IEEE J Biomed Health Inform. 2021 Apr;25(4):1223-1232. doi: 10.1109/JBHI.2020.3014556. Epub 2021 Apr 6.
People with Type 1 diabetes (T1D) require regular exogenous infusion of insulin to maintain their blood glucose concentration in a therapeutically adequate target range. Although the artificial pancreas and continuous glucose monitoring have been proven to be effective in achieving closed-loop control, significant challenges still remain due to the high complexity of glucose dynamics and limitations in the technology. In this work, we propose a novel deep reinforcement learning model for single-hormone (insulin) and dual-hormone (insulin and glucagon) delivery. In particular, the delivery strategies are developed by double Q-learning with dilated recurrent neural networks. For designing and testing purposes, the FDA-accepted UVA/Padova Type 1 simulator was employed. First, we performed long-term generalized training to obtain a population model. Then, this model was personalized with a small data-set of subject-specific data.

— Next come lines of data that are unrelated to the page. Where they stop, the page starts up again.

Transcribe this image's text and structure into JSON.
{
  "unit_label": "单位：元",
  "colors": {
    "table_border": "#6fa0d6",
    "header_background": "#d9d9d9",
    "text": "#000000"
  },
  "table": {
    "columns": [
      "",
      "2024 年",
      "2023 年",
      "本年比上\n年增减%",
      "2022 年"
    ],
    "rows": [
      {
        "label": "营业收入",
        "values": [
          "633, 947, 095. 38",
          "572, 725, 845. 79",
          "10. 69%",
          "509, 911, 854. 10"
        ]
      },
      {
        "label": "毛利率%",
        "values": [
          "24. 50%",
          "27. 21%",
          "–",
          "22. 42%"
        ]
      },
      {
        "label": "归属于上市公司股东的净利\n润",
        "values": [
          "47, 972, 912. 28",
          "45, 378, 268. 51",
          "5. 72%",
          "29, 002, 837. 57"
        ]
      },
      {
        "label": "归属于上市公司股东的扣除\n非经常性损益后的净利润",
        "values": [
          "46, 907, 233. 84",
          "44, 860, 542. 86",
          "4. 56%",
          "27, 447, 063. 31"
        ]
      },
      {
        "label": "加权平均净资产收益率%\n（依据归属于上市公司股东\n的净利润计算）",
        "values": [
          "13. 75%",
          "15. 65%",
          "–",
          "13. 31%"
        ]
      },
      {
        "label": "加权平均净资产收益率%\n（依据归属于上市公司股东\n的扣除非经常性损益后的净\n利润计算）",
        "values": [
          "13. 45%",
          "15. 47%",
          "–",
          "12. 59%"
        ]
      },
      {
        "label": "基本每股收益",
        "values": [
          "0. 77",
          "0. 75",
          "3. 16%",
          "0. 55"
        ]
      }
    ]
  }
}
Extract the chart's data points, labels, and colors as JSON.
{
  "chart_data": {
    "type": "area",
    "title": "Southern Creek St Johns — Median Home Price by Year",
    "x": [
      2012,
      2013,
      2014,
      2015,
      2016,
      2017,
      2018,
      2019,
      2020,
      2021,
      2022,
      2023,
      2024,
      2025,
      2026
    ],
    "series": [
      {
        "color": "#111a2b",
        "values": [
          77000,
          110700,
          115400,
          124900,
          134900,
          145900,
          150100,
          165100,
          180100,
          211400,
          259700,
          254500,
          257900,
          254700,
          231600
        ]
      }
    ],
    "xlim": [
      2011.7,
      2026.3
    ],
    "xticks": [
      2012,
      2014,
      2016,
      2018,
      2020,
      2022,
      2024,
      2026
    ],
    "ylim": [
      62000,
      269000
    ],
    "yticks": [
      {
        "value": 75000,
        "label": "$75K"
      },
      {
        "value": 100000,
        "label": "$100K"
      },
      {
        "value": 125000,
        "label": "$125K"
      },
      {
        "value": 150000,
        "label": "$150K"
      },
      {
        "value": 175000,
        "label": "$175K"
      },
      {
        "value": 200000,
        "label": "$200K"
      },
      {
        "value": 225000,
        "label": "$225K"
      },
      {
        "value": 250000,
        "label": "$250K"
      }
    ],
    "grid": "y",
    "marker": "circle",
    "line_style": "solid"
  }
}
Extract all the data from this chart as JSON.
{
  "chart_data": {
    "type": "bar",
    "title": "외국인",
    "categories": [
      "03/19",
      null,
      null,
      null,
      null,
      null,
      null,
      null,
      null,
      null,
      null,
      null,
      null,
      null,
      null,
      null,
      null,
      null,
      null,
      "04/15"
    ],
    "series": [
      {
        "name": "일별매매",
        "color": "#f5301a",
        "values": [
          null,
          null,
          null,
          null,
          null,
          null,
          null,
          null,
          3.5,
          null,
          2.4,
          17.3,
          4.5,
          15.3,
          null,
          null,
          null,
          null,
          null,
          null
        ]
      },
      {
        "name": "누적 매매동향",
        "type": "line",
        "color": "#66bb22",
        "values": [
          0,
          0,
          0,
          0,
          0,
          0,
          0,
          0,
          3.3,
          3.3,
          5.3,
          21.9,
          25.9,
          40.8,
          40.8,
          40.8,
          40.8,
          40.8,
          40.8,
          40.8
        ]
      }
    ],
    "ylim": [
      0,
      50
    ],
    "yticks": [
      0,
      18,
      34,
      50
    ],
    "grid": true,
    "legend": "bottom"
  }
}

In silico results show that the single and dual-hormone delivery strategies achieve good glucose control when compared to a standard basal-bolus therapy with low-glucose insulin suspension. Specifically, in the adult cohort (n = 10), percentage time in target range 70, 180 mg/dL improved from 77.6% to 80.9% with single-hormone control, and to 85.6% with dual-hormone control. In the adolescent cohort (n = 10), percentage time in target range improved from 55.5% to [Formula: see text] with single-hormone control, and to 78.8% with dual-hormone control. In all scenarios, a significant decrease in hypoglycemia was observed. These results show that the use of deep reinforcement learning is a viable approach for closed-loop glucose control in T1D.
1 型糖尿病(T1D)患者需要定期外源性输注胰岛素,以将其血糖浓度维持在治疗上足够的靶标范围内。尽管人工胰腺和连续血糖监测已被证明可有效实现闭环控制,但由于血糖动态的高度复杂性和技术限制,仍存在重大挑战。在这项工作中,我们提出了一种用于单激素(胰岛素)和双激素(胰岛素和胰高血糖素)给药的新型深度强化学习模型。特别是,通过带扩张循环神经网络的双 Q 学习来开发给药策略。为了设计和测试目的,采用了经 FDA 认可的 UVA/Padova 1 型模拟器。首先,我们进行了长期广义训练,以获得群体模型。然后,使用少量主题特定数据对该模型进行个性化处理。仿真结果表明,与使用低血糖胰岛素悬浮液的标准基础- bolus 疗法相比,单激素和双激素给药策略可实现良好的血糖控制。具体而言,在成年队列(n = 10)中,与单激素控制相比,70、180 mg/dL 目标范围内的时间百分比从 77.6%提高到 80.9%,而双激素控制则提高到 85.6%。在青少年队列(n = 10)中,与单激素控制相比,目标范围内的时间百分比从 55.5%提高到[公式:见正文],而双激素控制则提高到 78.8%。在所有情况下,低血糖的发生均显著减少。这些结果表明,深度强化学习的使用是 T1D 闭环血糖控制的一种可行方法。